Départ pour les Pays-Bas

Dominique Leroy avait jusqu’à présent toujours souhaité rester en Belgique afin d’être proche de ses enfants. Ces derniers étant devenus adultes, elle a saisi cette opportunité, a-t-elle justifié au personnel de l’opérateur dans une vidéo interne à l’entreprise. Elle deviendra la CEO de l’opérateur néerlandais KPN dès le 1er décembre prochain, où elle succédera à Maximo Ibarra, qui a lui-même annoncé quitter l’entreprise le 30 septembre.

Qui pour la remplacer?

Le conseil d’administration va “immédiatement” entamer la procédure de sélection d’un nouvel administrateur délégué, précise encore l’opérateur télécom belge. C’est le comité de nomination et de rémunération qui sera chargé de cette tâche et qui devra proposer des candidats au CA. Ce dernier pourra ensuite décider de manière autonome, sans approbation préalable du gouvernement, qui sera le successeur de Mme Leroy.
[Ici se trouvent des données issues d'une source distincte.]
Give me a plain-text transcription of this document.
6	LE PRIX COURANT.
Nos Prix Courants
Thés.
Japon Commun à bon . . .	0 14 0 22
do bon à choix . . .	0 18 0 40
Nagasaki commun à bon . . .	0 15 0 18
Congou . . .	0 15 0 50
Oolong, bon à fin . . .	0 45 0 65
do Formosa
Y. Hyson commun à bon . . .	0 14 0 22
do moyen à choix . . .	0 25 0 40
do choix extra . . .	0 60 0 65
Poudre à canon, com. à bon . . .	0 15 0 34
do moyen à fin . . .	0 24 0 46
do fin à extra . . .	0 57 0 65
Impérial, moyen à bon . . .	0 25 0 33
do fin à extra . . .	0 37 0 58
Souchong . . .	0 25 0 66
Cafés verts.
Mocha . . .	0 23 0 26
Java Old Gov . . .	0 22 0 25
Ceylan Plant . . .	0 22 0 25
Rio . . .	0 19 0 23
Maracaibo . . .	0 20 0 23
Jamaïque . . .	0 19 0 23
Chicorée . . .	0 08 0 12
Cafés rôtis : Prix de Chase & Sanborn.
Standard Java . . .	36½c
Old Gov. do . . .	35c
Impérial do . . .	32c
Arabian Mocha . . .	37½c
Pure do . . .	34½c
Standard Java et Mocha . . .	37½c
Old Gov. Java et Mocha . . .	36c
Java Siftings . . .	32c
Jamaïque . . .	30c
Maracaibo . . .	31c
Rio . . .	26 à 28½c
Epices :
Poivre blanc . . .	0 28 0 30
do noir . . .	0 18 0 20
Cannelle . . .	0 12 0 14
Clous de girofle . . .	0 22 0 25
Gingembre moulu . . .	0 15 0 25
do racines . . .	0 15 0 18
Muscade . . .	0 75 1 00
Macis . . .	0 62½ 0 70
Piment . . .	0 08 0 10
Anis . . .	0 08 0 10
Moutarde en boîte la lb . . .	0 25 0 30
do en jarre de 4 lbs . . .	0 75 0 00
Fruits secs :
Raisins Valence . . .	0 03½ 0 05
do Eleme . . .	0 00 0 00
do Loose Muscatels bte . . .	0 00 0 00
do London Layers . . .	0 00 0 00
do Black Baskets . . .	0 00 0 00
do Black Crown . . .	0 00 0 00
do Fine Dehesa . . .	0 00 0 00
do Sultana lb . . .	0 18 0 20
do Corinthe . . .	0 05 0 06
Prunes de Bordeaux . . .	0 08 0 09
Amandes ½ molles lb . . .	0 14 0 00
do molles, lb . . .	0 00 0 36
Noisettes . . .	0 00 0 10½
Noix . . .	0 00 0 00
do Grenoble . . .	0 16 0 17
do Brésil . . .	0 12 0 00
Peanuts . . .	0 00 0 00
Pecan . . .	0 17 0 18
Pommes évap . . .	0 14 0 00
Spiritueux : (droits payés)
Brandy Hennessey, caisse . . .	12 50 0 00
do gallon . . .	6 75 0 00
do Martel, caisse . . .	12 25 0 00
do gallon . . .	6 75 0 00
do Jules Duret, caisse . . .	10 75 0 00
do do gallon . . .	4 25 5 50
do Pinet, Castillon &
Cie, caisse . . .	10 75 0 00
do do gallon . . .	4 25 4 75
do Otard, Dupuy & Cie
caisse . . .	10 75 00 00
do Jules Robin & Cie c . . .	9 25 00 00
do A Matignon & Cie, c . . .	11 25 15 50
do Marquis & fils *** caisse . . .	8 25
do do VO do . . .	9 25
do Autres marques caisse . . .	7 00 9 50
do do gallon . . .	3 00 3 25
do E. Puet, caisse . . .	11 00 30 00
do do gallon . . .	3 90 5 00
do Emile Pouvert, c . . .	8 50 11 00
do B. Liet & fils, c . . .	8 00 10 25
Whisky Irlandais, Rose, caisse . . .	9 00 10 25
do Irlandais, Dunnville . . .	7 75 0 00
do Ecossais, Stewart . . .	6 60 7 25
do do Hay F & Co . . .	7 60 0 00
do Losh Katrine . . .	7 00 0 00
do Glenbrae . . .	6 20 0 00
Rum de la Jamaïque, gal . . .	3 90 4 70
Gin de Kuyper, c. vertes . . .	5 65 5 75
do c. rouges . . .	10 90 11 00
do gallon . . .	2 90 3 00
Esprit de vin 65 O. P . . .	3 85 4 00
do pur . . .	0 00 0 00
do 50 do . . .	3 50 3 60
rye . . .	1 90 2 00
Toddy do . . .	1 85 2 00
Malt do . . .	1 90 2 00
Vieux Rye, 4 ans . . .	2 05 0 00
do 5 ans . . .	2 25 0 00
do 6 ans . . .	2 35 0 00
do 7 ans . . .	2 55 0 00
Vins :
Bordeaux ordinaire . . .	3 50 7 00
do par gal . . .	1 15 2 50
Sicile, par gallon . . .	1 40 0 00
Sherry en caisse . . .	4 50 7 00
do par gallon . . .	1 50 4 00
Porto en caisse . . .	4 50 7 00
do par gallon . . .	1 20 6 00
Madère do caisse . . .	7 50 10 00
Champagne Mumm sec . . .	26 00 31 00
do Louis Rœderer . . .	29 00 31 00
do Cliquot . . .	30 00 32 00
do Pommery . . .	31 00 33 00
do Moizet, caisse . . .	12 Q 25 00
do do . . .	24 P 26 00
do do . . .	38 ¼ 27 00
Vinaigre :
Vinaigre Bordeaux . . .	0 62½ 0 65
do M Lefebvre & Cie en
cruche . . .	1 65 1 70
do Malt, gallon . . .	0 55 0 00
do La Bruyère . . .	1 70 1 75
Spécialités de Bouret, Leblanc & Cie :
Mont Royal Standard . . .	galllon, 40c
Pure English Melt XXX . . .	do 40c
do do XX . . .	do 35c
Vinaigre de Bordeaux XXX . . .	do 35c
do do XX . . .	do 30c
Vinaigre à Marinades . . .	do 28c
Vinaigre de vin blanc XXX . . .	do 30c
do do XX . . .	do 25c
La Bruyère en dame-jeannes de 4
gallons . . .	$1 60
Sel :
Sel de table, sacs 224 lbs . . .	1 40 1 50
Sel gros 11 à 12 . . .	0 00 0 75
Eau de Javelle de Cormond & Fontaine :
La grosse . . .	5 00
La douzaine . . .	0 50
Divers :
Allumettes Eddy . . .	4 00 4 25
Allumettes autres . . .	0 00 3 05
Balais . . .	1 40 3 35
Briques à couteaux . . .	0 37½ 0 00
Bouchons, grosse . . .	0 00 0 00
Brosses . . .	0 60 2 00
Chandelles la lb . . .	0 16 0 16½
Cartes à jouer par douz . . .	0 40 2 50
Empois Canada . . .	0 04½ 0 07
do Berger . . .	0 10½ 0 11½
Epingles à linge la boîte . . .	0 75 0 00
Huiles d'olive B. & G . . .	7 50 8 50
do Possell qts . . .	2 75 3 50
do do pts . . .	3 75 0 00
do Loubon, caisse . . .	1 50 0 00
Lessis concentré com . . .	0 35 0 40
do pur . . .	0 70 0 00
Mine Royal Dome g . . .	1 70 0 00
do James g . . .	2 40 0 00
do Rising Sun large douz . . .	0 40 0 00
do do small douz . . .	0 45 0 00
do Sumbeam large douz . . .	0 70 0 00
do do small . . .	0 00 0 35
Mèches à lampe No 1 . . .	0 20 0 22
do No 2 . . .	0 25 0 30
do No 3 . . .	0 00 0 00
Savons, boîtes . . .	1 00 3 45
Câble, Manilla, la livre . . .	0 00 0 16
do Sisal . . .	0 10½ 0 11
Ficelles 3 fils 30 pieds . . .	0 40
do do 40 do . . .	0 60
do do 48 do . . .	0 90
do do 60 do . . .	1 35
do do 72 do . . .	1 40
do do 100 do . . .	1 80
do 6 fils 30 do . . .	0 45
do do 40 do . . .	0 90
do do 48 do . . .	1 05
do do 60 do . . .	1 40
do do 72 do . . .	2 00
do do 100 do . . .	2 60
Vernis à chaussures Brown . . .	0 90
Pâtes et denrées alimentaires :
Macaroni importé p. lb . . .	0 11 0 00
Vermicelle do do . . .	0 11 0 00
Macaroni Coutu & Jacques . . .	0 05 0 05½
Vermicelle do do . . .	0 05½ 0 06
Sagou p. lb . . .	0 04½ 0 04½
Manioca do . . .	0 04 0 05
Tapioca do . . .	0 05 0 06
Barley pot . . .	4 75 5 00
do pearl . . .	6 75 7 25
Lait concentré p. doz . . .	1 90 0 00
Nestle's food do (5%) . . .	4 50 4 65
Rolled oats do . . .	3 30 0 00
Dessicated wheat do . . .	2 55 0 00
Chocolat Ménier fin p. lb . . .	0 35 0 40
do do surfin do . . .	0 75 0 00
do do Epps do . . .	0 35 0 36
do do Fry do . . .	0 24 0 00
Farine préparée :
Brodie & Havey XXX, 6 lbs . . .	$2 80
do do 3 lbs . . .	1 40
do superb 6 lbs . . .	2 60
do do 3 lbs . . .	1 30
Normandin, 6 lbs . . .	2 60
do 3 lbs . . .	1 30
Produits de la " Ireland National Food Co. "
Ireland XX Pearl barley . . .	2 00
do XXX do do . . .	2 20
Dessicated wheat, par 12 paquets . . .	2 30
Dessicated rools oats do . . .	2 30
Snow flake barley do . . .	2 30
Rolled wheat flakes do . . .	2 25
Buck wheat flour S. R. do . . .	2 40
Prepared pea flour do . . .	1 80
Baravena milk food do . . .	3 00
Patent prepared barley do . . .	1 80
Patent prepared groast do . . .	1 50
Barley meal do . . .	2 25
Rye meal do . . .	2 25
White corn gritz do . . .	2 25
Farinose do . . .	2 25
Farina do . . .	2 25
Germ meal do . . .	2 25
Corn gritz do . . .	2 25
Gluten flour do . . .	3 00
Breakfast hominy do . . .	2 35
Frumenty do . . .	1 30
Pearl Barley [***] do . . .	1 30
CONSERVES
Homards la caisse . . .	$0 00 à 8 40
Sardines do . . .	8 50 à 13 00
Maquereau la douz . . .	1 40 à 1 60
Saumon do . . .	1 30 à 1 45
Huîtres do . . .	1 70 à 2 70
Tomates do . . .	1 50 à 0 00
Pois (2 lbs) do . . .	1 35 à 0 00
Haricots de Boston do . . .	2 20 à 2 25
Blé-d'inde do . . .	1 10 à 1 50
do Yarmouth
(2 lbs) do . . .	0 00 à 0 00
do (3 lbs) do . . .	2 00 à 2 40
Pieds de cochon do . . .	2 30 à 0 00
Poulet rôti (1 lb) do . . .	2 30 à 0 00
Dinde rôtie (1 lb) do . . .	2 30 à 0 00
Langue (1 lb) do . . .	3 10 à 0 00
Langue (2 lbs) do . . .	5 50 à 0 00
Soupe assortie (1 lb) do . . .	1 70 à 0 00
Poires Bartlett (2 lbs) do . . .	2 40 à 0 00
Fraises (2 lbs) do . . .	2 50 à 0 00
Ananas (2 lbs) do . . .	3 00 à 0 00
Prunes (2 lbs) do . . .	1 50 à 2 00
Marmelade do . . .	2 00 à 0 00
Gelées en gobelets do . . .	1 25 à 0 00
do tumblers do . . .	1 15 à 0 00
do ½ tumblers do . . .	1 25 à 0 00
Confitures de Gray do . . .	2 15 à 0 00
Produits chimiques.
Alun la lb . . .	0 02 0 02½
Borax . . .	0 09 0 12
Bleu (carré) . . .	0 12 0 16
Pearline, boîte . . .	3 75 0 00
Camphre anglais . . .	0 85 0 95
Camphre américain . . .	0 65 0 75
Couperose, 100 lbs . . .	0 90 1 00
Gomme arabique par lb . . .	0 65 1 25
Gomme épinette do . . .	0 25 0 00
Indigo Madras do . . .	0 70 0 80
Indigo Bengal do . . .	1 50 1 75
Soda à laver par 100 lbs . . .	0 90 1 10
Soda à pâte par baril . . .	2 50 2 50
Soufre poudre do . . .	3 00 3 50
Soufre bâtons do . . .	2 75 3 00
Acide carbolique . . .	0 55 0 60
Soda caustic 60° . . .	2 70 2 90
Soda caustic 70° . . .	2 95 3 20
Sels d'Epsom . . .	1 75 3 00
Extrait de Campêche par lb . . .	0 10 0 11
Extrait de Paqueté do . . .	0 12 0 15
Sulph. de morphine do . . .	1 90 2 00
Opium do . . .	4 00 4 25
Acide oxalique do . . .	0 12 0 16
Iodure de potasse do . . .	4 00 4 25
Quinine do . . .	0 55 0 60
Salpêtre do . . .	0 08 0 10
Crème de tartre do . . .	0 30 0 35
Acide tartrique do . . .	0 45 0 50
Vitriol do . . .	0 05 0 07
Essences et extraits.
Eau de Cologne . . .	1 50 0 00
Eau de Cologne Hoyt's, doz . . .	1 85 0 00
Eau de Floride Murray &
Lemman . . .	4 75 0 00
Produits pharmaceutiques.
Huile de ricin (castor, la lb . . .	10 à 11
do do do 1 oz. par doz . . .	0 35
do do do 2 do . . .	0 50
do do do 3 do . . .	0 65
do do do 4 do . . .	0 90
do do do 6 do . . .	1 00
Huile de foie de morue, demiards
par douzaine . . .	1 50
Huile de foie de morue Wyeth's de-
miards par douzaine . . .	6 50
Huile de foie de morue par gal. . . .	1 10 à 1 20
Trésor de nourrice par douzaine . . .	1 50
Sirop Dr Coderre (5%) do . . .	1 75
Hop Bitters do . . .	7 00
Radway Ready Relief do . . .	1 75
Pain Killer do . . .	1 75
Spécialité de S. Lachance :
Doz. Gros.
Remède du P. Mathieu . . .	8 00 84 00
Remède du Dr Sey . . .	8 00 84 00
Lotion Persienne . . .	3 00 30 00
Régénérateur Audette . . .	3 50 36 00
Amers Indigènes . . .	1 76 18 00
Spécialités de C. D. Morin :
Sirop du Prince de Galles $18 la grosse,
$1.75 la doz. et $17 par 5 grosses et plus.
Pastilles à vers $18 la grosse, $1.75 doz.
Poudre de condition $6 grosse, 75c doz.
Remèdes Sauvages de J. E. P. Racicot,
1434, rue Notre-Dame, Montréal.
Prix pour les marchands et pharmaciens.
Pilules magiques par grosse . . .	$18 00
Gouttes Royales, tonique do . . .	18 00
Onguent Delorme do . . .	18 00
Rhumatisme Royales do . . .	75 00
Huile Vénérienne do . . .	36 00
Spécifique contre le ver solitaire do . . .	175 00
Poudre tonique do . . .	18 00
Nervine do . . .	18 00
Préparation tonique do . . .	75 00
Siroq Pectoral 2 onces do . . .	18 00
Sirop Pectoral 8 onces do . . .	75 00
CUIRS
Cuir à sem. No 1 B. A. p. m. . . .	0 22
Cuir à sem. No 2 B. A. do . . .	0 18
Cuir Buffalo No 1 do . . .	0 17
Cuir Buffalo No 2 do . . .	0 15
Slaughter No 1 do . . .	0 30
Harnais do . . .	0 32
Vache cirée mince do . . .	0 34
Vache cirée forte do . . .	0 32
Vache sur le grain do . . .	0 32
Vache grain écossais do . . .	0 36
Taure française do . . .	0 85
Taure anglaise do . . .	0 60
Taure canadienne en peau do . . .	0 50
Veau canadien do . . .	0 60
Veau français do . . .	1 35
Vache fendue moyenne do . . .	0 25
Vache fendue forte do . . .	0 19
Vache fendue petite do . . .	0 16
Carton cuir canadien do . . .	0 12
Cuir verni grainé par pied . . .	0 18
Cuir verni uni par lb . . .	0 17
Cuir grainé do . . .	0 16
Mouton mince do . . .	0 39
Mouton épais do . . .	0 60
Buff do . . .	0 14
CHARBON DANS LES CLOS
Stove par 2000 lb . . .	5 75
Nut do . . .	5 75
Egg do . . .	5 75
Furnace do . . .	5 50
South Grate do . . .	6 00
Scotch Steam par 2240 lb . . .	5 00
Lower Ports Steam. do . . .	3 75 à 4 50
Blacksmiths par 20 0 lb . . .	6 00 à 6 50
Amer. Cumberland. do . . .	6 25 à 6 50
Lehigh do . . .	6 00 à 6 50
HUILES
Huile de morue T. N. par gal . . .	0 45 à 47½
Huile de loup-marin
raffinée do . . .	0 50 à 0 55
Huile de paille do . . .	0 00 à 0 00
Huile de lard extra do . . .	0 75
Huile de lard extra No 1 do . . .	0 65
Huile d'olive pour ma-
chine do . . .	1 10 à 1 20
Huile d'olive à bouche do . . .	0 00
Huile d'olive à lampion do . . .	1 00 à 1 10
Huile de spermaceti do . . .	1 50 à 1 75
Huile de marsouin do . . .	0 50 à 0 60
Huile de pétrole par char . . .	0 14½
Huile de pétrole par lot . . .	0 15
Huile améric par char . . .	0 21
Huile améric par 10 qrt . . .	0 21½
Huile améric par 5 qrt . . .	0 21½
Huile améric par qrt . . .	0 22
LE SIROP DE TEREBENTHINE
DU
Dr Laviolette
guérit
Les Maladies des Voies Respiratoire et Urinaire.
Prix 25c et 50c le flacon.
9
Plusieurs administrateurs y siégeant représentent toutefois l’État belge.

Il est de coutume d’avoir un équilibre linguistique entre le président du CA et le CEO chez Proximus. Mais le mandat de Stefaan De Clerck arrive également à échéance. 

“Tout est allé très vite”

La conseil d’administration de Proximus aurait préféré que Dominique Leroy reste plus longtemps à son poste, a commenté le président du CA, Stefaan De Clerck. Il espère qu’elle pourra, d’ici son départ le 1er décembre, encore boucler la restructuration en cours. Il ajoute que Dominique Leroy avait encore fait savoir en juillet au conseil d’administration qu’elle réfléchissait à son avenir. “Cette semaine, tout est allé très vite”, ajoute-t-il. “Elle a toujours dit qu’elle souhaitait encore travailler à l’étranger.”

Ambitions salariales?

Chez KPN, Mme Leroy ne sera confrontée à aucune forme de plafond salarial contrairement à la situation chez Proximus, où un maximum est imposé par l’État belge à la hiérarchie de l’opérateur public. Stefaan De Clerck refuse cependant de voir un lien direct avec son départ. “On sait que c’était un point de divergence, mais je n’oserais pas dire que c’est la cause (de son départ, NDLR)”.

Un salaire presque doublé chez KPN

Dominique Leroy percevra un salaire de base de 935.000 euros chez KPN, à quoi s’ajouteront les bonus. L’an dernier, sa rémunération de base chez Proximus s’élevait à 523.000 euros. La CEO de l’opérateur semi-public quittera la Belgique sans indemnité de départ, a indiqué un porte-parole de l’entreprise. Avec les bonus de l’an dernier, Mme Leroy avait tout de même cumulé un total de 940.546 euros chez Proximus. C’est relativement peu pour le secteur des télécoms car, pour l’opérateur public, l’État belge impose un plafond de rémunération.

Son prédécesseur chez KPN, Maximo Ibarra, a engrangé l’an dernier près de 1,5 million d’euros, bonus inclus.